The move comes in the wake of a new Texas law prohibiting abortions once a fetal heartbeat is detected — often at about six weeks and before many people know they are pregnant. The Texas law encourages private citizens to sue anyone who performs, aids or abets an abortion, even if they have no connection to the procedure. Plaintiffs could be entitled to at least $10,000 in damages if they prevail in court.

Hochul said that since New York could become a haven for Texas residents seeking an abortion, she is directing the State Department of Health to create a page on its website about abortion care, including links to providers, and develop a patient's reproductive Bill of Rights.

"We want to make sure New York State patients … and anyone who comes here knows their rights," Hochul said during a news conference with other female elected leaders at the Women's Rights Pioneers Monument in Central Park. " … If you don't know your rights, you might as well not have these rights."

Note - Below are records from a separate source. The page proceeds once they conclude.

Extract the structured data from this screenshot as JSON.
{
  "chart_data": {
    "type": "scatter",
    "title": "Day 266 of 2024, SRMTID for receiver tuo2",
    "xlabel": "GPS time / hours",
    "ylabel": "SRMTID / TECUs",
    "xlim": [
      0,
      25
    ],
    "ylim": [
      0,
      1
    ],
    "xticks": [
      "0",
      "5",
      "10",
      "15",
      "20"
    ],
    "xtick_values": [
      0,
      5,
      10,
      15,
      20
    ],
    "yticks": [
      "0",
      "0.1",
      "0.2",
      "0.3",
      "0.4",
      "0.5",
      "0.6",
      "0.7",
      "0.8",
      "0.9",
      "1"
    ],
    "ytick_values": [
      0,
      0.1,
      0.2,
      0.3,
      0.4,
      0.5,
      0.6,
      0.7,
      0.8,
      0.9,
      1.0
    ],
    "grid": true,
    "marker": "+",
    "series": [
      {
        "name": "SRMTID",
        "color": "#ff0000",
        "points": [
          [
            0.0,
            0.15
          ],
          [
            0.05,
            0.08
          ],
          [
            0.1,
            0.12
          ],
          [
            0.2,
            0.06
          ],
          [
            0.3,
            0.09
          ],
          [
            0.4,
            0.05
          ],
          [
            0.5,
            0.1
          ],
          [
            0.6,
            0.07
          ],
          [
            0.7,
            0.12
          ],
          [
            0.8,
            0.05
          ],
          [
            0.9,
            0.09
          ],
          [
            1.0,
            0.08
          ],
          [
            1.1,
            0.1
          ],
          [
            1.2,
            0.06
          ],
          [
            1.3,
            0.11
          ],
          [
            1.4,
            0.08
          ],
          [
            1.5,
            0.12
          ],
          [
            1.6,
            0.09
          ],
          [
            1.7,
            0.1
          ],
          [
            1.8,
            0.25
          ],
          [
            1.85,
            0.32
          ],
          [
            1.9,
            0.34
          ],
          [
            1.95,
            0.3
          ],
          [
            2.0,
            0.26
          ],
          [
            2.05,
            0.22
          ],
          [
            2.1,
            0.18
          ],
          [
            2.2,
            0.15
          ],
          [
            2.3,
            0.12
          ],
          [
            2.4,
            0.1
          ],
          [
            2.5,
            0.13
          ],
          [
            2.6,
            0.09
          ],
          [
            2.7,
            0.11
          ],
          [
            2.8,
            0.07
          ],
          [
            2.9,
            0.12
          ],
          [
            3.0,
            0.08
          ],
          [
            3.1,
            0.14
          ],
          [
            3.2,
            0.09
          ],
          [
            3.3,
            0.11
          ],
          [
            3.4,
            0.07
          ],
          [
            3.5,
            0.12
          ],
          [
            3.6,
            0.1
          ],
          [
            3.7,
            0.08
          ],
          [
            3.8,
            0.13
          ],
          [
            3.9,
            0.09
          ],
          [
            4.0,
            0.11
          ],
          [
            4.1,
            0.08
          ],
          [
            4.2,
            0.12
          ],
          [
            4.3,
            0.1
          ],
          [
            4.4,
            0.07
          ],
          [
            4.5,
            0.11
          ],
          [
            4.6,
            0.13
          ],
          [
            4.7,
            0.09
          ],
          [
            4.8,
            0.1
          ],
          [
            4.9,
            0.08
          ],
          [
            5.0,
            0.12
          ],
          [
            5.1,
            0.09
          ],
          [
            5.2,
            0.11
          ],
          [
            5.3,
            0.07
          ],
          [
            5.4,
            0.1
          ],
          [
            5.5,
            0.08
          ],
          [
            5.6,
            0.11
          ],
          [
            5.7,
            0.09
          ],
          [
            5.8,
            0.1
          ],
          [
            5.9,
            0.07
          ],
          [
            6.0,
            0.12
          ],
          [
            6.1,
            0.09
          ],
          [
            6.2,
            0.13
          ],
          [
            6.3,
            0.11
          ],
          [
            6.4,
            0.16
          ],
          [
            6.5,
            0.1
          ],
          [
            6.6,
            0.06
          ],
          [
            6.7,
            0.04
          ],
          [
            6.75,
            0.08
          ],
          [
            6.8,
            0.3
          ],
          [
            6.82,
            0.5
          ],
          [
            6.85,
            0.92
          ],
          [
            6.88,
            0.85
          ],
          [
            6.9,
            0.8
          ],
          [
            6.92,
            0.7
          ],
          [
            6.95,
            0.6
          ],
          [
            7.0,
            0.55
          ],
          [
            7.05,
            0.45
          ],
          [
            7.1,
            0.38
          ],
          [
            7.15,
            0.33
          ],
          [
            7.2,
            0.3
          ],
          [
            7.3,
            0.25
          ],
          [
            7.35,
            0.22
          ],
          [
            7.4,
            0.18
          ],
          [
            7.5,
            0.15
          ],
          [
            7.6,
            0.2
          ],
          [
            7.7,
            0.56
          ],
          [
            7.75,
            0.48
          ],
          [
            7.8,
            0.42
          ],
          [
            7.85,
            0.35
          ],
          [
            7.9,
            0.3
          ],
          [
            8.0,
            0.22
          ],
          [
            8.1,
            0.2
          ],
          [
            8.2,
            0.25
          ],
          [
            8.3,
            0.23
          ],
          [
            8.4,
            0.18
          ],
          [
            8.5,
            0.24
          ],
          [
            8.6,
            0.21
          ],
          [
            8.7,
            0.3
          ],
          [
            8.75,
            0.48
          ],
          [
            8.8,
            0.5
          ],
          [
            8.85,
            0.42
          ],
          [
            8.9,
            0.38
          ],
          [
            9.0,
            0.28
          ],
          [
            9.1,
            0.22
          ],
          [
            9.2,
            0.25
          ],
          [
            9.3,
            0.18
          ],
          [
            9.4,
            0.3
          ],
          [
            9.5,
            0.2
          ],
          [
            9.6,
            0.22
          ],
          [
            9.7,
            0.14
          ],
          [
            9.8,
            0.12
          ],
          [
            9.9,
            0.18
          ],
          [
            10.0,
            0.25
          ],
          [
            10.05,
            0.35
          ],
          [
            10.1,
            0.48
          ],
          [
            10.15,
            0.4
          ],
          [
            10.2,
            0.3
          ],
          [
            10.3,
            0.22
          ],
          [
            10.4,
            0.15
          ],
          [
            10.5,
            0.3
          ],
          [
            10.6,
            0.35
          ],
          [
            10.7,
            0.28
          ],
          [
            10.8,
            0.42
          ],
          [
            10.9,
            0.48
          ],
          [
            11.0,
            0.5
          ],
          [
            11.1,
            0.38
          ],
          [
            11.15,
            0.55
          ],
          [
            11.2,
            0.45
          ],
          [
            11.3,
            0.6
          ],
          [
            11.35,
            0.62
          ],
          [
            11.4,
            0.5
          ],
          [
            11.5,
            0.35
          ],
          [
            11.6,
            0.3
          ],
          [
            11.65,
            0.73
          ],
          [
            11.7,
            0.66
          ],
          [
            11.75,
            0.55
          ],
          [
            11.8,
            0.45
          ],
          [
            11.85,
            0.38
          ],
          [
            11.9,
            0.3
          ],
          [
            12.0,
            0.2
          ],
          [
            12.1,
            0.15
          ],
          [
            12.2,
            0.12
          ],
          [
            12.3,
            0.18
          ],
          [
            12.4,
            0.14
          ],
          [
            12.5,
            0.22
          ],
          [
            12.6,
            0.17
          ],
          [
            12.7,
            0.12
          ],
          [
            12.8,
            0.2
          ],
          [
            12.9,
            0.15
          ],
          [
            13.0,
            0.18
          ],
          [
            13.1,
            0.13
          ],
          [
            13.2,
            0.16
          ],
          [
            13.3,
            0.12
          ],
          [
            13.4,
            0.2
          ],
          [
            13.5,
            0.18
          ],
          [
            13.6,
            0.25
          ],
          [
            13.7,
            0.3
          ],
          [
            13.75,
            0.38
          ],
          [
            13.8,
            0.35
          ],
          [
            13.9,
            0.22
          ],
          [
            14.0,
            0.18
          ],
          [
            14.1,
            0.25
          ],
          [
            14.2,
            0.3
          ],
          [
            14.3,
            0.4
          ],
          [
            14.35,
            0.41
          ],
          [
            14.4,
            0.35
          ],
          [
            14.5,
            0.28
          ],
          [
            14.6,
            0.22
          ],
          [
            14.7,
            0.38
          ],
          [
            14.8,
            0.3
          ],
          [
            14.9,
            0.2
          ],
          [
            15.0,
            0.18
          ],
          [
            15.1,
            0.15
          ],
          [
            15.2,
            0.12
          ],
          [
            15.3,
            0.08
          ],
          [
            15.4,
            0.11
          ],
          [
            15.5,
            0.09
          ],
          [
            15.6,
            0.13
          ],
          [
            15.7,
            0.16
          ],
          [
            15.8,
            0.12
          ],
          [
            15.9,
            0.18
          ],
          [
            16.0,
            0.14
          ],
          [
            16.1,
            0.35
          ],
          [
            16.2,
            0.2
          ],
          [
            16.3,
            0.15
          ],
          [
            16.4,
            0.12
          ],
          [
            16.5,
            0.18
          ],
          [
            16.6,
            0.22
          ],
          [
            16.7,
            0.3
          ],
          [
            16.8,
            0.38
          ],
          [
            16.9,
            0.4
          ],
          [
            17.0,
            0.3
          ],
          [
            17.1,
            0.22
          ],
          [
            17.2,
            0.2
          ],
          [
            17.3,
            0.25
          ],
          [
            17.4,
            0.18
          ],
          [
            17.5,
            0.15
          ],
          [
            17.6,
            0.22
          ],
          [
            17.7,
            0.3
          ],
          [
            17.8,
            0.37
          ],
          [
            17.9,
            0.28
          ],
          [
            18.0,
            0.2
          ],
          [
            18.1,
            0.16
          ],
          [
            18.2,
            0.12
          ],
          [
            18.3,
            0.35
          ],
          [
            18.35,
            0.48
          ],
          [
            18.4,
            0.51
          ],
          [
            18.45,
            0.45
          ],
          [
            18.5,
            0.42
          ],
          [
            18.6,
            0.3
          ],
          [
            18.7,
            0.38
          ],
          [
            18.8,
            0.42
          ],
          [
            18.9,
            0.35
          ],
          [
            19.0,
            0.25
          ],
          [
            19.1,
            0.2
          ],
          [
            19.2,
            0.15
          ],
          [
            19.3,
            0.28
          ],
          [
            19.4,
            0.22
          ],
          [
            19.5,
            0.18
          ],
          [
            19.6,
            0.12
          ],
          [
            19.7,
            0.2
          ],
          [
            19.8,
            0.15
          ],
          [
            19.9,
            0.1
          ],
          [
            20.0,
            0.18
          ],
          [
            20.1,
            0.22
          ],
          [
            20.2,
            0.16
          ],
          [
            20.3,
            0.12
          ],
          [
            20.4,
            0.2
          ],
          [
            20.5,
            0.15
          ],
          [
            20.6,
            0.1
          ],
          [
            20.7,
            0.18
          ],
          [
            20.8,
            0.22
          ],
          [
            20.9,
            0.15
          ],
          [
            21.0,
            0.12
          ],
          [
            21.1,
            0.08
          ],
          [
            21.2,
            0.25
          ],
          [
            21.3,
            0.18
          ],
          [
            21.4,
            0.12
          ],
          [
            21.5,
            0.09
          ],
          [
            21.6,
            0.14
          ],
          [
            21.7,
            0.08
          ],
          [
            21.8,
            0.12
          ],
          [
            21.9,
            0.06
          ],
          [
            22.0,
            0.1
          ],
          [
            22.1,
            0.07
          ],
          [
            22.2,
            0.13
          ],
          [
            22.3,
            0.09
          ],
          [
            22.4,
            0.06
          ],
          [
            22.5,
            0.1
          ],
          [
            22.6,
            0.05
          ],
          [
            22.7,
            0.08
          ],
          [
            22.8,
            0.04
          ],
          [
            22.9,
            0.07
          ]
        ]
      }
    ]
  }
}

The state health department, Hochul said, will also work with stakeholders, including Planned Parenthood, the American College of Obstetricians & Gynecologists and the New York Civil Liberties Union, to create "modern and comprehensive provider guidance" detailing the rights of medical professionals to provide abortion care. Webinars documenting the new guidance will become available to providers, she said.

And telehealth visits, which grew out of the pandemic, should be expanded to ensure access to medical abortions when prescription drugs are used to end a pregnancy, Hochul said.

"The national landscape around abortion is far from reassuring," said Dr. Meera Shah, chief medical officer at Planned Parenthood Hudson Peconic. "When abortion access is littered with political interference innocent people suffer."

The Texas law, critics contend, is the nation’s biggest curb to abortion rights since the Supreme Court affirmed in the 1973 decision, Roe v. Wade, that people have a constitutional right to an abortion. Last week, the United States Department of Justice sued Texas over the law, arguing it was enacted "in open defiance of the Constitution."

"It's a violation of human rights undeniably," said Sen. Kirsten Gillibrand (D-N.Y.) on Monday. "This Texas decision is abhorrent. And I can't imagine a worse decision for women."

Hochul on Monday also wrote to Facebook Chairman Mark Zuckerberg urging the social media giant to curb and combat the spread of "misinformation" on the platform about abortion laws, procedures and availability.

"At a time when women in Texas and other states with restrictive laws are looking for guidance," Hochul wrote, "these posts can make women in need of abortion care feel unsafe and alone."